The decision that will define Democrats for a decade

For all these reasons, many experts in voting and elections believe that the choices Democrats make regarding their democracy and voting-reform agenda represent a fundamental crossroads in American politics. Passage of these laws wouldn’t guarantee a sustained period of Democratic political dominance: In both 2016 and 2020, Trump’s incredible mobilization of infrequent white voters demonstrated that Republicans could compete in a high-turnout environment. But failing to pass the laws might ensure the reverse: a lasting Democratic disadvantage. The absence of national election standards would further entrench the current system, which has allowed Republicans to frequently control Congress, the White House, or both during the past three decades, even though Democrats have won the popular vote in seven of the past eight presidential elections.

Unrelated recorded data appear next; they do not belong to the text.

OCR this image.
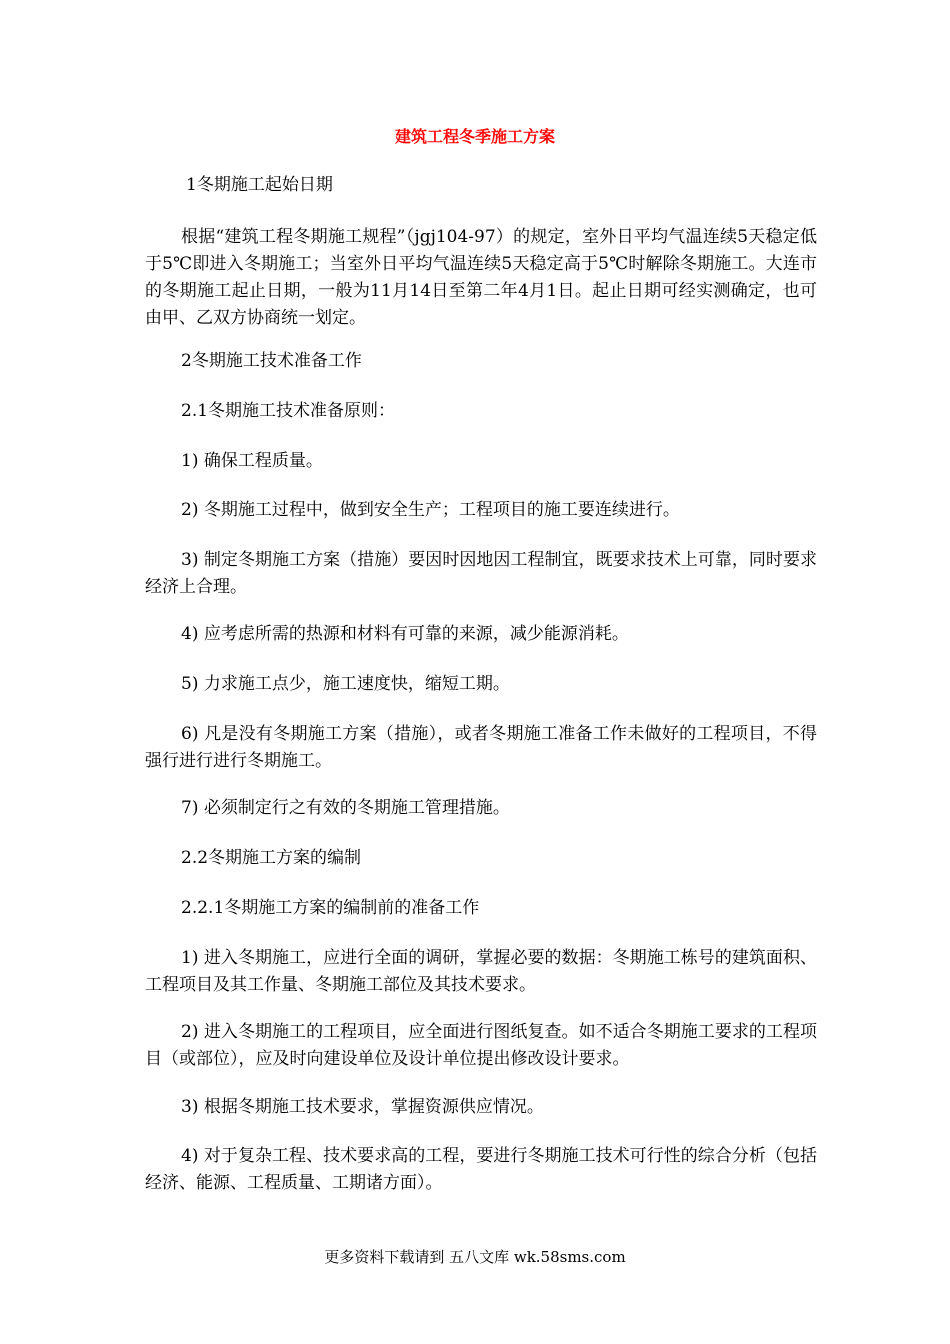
建筑工程冬季施工方案

1冬期施工起始日期

根据“建筑工程冬期施工规程”（jgj104-97）的规定，室外日平均气温连续5天稳定低于5℃即进入冬期施工；当室外日平均气温连续5天稳定高于5℃时解除冬期施工。大连市的冬期施工起止日期，一般为11月14日至第二年4月1日。起止日期可经实测确定，也可由甲、乙双方协商统一划定。

2冬期施工技术准备工作

2.1冬期施工技术准备原则：

1) 确保工程质量。

2) 冬期施工过程中，做到安全生产；工程项目的施工要连续进行。

3) 制定冬期施工方案（措施）要因时因地因工程制宜，既要求技术上可靠，同时要求经济上合理。

4) 应考虑所需的热源和材料有可靠的来源，减少能源消耗。

5) 力求施工点少，施工速度快，缩短工期。

6) 凡是没有冬期施工方案（措施），或者冬期施工准备工作未做好的工程项目，不得强行进行进行冬期施工。

7) 必须制定行之有效的冬期施工管理措施。

2.2冬期施工方案的编制

2.2.1冬期施工方案的编制前的准备工作

1) 进入冬期施工，应进行全面的调研，掌握必要的数据：冬期施工栋号的建筑面积、工程项目及其工作量、冬期施工部位及其技术要求。

2) 进入冬期施工的工程项目，应全面进行图纸复查。如不适合冬期施工要求的工程项目（或部位），应及时向建设单位及设计单位提出修改设计要求。

3) 根据冬期施工技术要求，掌握资源供应情况。

4) 对于复杂工程、技术要求高的工程，要进行冬期施工技术可行性的综合分析（包括经济、能源、工程质量、工期诸方面）。

更多资料下载请到 五八文库 wk.58sms.com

If the Democrats don’t pass H.R. 1 and the new VRA, “there is a very good chance that America will wind up under an extended period of minority rule in which the party that represents 45–46 percent of the country can have a majority of power in Washington,” Drutman told me. “Which is not only fundamentally unfair, but it contravenes any set of democratic values and creates a sense of fundamental illegitimacy [that] is deeply destabilizing for a democracy.”

Merkley, the principal sponsor of the Senate companion bill, is no less emphatic. Especially with Trump’s efforts to subvert the election, the American vision of representative government has “slid over the cliff, and [it’s as if] we caught a root, and we are just holding on by our fingertips,” he told me. “We must find a way to pass this bill. It is our responsibility in our majority … to defend citizens’ rights to participate in our democracy. There is no other acceptable outcome.”